For the historian in you, Fermanagh is home to numerous castles* for you to visit during your break including Enniskillen Castle, situated right in the heart of Enniskillen town, Tully Castle, Crom Castle and Castle Archdale.
Enniskillen Castle, was built almost 600 years ago by Gaelic Maguires. Guarding one of the few passes into Ulster, it was strategically important throughout its history. This historic site houses two museums, Fermanagh County Museum and The Inniskillings Museum. (*Opening times vary please check with reception)
Devenish Monastic Site was founded in the 6th century by Saint Molaise on one of Lough Erne’s many islands. During its history it has been raided by Vikings (837AD), burned (1157AD) and flourished (Middle Ages) as a parish church site and St Mary’s Augustine Priory.
There are ruins from different time periods on site; the earliest being St Molaise house (small church) and the round tower which are 12th Century. A second church from the 13th Century, which was extended over time, was the lower church. St Marys Augustinian Priory on the hilltop has been dated from the middle 15th Century to early 16th Century with a church, tower and small cloister. In the graveyard stands a distinctive, unusual, intricately carved stone cross from the 15th Century.
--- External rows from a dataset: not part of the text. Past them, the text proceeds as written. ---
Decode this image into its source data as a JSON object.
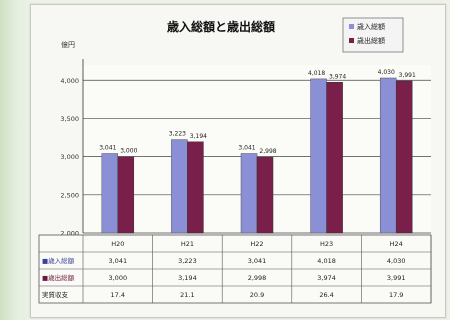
{
  "chart_data": {
    "type": "bar",
    "title": "歳入総額と歳出総額",
    "ylabel": "億円",
    "ylim": [
      2000,
      4200
    ],
    "yticks": [
      2000,
      2500,
      3000,
      3500,
      4000
    ],
    "ytick_labels": [
      "2,000",
      "2,500",
      "3,000",
      "3,500",
      "4,000"
    ],
    "categories": [
      "H20",
      "H21",
      "H22",
      "H23",
      "H24"
    ],
    "grid": true,
    "legend_position": "top-right",
    "series": [
      {
        "name": "歳入総額",
        "color": "#8b8fd6",
        "values": [
          3041,
          3223,
          3041,
          4018,
          4030
        ],
        "labels": [
          "3,041",
          "3,223",
          "3,041",
          "4,018",
          "4,030"
        ]
      },
      {
        "name": "歳出総額",
        "color": "#7a1f4a",
        "values": [
          3000,
          3194,
          2998,
          3974,
          3991
        ],
        "labels": [
          "3,000",
          "3,194",
          "2,998",
          "3,974",
          "3,991"
        ]
      }
    ],
    "table": {
      "row_labels": [
        "■歳入総額",
        "■歳出総額",
        "実質収支"
      ],
      "rows": [
        [
          "3,041",
          "3,223",
          "3,041",
          "4,018",
          "4,030"
        ],
        [
          "3,000",
          "3,194",
          "2,998",
          "3,974",
          "3,991"
        ],
        [
          "17.4",
          "21.1",
          "20.9",
          "26.4",
          "17.9"
        ]
      ]
    }
  }
}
PLEASE NOTE DEVENISH ISLAND IS ONLY ACCESSIBLE BY WATER:
The public ferry service from Trory to Devenish Island has now resumed and will run 01/07/2017 - 05/11/2017.
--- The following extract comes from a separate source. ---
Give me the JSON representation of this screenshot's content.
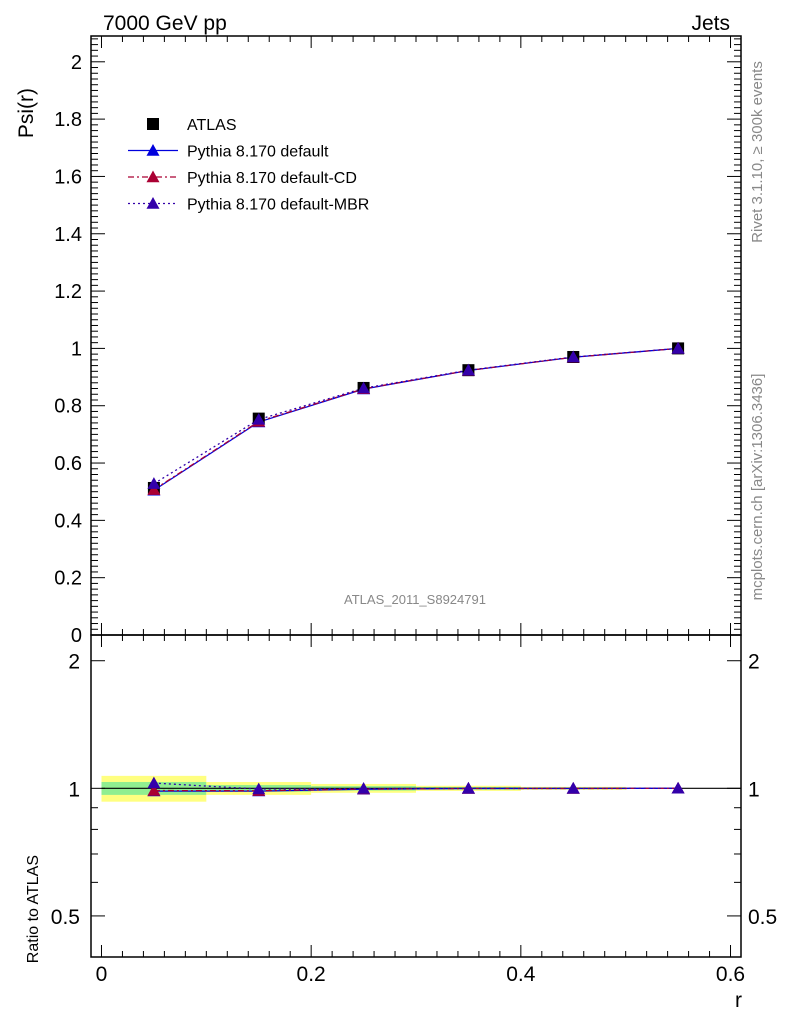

There are not many places where you can get a haircut and explore the golden age of steam travel at the same time - Headhunters! Located within walking distance of Belmore Court & Motel, it boasts one of the largest collections of Irish railway memorabilia on display. Admission to the Railway Museum is free and haircuts are optional.
A collection of art and craft studios, all housed in the restored early 19th Century dairy market, located in the heart of Enniskillen. Shop the work of artists, handmade pottery and jewellery design.
Ulster American Folk Park
Experience the adventure that takes you from the thatched cottages of Ulster, on board a full scale emigrant sailing ship, to the log cabins of the American Frontier at the Ulster American Folk Park. Meet an array of costumed characters on your way with traditional crafts to show, tales to tell and food to share.
The indoor exhibition at the Ulster American Folk Park examines life in Ulster in the 18th and 19th centuries. It reveals the reasons behind the exodus and shows how the settlers adapted to and impacted on, a new and unfamiliar environment.
An ideal way to explore the region is to follow the Sperrins' four Scenic Driving Routes, which were included in the National Geographic's list of the world's top 101 scenic drives in 2012.
Belmore Court & Motel in Enniskillen is the perfect base for exploring the breath-taking North West of Ireland and experiencing the ‘Wild Atlantic Way’, the wildest, most enchanting and culturally rich coastal touring routes in the world. Within a short drive of Enniskillen is Donegal home to miles of zigs and zags with deserted white sand beaches. Donegal is famous for being the north most point of the Wild Atlantic Way. This is a great starting point to admire the magnificent sites on Irelands West coast and stunning coastal views. Sligo known as ‘Yeats Country’ as the Nobel Laureate WB Yeats (son of a Sligo-born mother, who brought her children back to grow up in her home county) is celebrated both in the town and countryside. The dramatic backdrop of Ben Bulben in the Dartry Mountains can be seen from Sligo town.